A circuit court judge in Arkansas has struck down the state’s ban on gay marriage, declaring it unconstitutional. The ruling will almost certainly now be appealed by the state.
“It is time to let that beacon of freedom shine brighter on all our brothers and sisters. We will be stronger for it,” wrote Circuit Court Judge Chris Piazza in his ruling.
On Saturday, the first marriage license was issued to a gay couple in the state, the Associated Press reported.
Arkansas is only the latest red state to be faced with such a ruling.

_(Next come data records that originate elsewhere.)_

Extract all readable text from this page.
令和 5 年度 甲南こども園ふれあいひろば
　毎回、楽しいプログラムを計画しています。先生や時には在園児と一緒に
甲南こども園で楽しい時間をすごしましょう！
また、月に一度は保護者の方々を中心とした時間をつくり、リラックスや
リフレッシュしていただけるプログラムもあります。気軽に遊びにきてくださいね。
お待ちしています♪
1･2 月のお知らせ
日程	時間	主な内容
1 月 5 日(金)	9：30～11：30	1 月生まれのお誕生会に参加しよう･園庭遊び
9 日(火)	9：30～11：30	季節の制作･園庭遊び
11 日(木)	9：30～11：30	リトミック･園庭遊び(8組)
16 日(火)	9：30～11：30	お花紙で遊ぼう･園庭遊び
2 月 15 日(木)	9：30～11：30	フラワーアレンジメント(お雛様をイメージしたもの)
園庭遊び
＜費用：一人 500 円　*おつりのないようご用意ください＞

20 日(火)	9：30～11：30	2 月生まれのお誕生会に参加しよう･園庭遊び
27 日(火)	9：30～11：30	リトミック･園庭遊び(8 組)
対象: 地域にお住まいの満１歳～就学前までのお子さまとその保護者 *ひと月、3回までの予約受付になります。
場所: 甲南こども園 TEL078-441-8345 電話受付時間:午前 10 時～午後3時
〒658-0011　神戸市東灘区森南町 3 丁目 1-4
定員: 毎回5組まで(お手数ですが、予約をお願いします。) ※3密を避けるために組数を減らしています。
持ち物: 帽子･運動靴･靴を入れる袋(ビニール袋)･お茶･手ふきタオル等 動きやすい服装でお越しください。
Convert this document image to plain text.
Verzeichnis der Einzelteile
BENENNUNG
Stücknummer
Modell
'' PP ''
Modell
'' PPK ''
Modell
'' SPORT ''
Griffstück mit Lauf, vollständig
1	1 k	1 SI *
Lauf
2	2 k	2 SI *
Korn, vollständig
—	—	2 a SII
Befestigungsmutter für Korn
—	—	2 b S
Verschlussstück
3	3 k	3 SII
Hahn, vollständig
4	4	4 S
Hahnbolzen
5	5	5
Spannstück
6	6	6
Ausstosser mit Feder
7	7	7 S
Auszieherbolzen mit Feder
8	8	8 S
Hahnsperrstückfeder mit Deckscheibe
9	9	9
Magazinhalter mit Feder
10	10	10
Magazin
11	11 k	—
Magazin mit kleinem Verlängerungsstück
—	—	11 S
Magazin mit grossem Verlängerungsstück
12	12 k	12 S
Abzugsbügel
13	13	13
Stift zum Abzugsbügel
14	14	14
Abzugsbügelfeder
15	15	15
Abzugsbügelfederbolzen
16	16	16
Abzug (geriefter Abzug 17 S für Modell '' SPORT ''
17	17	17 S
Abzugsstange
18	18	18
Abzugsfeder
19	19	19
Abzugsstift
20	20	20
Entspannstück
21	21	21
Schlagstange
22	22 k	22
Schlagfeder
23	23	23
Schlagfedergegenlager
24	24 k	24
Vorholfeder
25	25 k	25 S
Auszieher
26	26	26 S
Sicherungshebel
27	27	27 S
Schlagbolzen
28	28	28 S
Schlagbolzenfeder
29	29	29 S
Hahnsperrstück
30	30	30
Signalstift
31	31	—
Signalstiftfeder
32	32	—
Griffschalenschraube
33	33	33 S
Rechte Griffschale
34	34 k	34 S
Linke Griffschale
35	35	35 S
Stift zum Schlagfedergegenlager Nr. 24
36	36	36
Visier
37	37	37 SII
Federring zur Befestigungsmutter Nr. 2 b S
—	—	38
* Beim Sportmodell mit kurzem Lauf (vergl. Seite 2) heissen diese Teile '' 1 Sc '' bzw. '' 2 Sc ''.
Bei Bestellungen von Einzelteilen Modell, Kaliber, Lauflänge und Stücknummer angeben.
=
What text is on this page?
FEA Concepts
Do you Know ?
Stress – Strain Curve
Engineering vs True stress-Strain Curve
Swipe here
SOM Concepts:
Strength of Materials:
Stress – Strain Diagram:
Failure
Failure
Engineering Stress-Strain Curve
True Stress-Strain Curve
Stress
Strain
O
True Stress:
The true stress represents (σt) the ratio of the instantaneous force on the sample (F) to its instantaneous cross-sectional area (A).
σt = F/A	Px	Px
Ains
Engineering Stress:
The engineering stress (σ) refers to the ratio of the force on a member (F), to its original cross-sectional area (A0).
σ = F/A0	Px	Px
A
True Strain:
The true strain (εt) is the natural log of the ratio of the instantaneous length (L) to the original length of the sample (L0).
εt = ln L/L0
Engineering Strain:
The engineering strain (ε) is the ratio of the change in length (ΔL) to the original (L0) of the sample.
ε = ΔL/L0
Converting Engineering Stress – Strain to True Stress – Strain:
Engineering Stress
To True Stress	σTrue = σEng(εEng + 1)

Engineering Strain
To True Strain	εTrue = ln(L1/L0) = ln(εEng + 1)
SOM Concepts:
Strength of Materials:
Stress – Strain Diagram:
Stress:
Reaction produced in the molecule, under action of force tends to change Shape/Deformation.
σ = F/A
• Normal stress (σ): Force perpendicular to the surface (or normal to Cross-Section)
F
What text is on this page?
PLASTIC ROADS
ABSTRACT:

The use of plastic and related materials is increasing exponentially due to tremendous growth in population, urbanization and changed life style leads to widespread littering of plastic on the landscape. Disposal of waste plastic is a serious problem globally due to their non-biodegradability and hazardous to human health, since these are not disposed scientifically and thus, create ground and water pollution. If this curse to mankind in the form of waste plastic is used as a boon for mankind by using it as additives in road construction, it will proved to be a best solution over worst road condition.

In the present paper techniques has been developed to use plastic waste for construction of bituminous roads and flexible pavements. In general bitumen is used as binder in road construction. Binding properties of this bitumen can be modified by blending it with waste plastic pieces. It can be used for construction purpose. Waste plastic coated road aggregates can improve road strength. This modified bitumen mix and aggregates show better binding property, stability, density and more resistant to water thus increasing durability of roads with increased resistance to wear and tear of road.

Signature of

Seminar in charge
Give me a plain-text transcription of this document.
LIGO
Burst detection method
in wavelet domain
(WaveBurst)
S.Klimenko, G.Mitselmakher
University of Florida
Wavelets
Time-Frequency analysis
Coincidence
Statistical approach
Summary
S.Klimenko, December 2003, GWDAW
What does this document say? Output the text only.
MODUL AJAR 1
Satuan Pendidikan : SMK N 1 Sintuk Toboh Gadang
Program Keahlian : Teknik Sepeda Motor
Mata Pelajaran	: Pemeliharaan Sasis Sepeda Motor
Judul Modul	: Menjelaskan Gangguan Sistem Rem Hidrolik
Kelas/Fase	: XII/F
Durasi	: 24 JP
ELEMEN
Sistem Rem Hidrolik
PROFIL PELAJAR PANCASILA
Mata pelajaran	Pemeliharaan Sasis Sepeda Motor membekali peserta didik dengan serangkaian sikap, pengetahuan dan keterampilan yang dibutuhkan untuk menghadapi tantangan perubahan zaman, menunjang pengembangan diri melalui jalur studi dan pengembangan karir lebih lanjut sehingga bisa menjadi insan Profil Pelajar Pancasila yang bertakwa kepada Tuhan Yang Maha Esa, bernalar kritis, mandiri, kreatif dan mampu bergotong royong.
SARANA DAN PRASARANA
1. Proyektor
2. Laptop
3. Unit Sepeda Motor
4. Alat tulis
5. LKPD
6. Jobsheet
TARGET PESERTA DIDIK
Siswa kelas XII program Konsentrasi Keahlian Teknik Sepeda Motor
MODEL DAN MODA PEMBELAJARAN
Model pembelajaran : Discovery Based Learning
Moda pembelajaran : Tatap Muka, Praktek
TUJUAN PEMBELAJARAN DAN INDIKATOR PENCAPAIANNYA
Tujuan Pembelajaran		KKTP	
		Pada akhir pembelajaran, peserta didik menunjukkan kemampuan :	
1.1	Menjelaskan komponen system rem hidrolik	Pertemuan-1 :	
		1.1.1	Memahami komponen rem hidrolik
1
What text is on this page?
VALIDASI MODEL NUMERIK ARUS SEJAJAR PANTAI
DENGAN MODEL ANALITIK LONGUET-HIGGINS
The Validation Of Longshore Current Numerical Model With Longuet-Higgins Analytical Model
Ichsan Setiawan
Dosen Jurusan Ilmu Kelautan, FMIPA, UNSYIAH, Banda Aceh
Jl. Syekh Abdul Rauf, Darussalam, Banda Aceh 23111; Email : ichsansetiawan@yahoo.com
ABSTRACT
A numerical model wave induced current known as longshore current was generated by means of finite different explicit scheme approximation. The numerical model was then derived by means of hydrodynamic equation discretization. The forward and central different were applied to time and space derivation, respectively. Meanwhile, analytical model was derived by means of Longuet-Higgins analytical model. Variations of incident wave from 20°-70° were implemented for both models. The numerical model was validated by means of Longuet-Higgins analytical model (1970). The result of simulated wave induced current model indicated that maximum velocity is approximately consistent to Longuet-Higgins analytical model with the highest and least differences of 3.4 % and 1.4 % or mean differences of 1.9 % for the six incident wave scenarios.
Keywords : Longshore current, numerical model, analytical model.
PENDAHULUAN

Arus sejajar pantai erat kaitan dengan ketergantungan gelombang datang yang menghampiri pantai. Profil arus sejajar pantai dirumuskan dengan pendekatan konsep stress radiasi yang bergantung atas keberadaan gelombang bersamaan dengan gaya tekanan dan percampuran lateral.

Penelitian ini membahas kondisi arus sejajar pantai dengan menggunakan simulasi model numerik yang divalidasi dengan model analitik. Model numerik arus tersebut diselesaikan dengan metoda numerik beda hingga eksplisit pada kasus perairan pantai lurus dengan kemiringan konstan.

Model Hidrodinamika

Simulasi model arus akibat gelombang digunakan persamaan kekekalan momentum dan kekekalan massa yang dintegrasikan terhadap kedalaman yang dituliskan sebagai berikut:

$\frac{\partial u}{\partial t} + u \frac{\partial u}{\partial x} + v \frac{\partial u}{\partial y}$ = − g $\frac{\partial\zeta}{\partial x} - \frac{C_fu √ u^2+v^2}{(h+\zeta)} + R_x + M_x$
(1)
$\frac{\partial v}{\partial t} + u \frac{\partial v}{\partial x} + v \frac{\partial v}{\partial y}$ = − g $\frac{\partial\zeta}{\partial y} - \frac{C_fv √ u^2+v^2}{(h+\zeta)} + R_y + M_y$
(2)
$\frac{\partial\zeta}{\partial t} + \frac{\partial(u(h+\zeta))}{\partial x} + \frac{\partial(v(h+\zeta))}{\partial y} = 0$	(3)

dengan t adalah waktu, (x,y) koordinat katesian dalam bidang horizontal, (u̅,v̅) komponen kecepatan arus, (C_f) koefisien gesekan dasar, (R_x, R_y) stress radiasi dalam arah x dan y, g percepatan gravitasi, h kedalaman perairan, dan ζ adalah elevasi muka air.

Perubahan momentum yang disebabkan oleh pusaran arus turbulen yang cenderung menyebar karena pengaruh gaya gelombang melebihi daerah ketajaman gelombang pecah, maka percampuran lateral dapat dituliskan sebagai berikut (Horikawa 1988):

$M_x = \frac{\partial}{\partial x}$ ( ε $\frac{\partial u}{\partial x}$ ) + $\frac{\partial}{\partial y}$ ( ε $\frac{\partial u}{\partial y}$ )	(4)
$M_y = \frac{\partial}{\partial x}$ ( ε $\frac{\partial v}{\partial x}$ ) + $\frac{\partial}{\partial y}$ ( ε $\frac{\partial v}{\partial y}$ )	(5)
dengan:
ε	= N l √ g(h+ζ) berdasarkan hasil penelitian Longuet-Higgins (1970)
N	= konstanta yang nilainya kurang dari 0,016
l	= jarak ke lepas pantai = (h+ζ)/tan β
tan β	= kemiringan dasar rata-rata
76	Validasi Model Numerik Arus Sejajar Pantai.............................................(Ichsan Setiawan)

Texas, Virginia, Oklahoma and Utah have all recently had their gay marriage bans invalidated in a court of law, though all three of those decisions are now also facing appeals.
Less than one year since the Supreme Court struck down the Defense of Marriage Act, which prevented federal agencies from recognizing same-sex nuptials, 18 states have embraced marriage equality and six more are in the midst of legal challenges that aim to give gays and lesbians the same rights as heterosexual couples to marry.
Piazza’s decision is the product of a lawsuit against the Arkansas brought forth by 11 same-sex couples who reside in the state. Attorney General Dustin McDaniel, a Democrat, was left to defend the 2004 ban in court. However, he told the press earlier this week that he supports marriage equality.
“I want to tell you I do support marriage equality and I do believe Arkansans should have the right to be equal in the eyes of the law,” he said.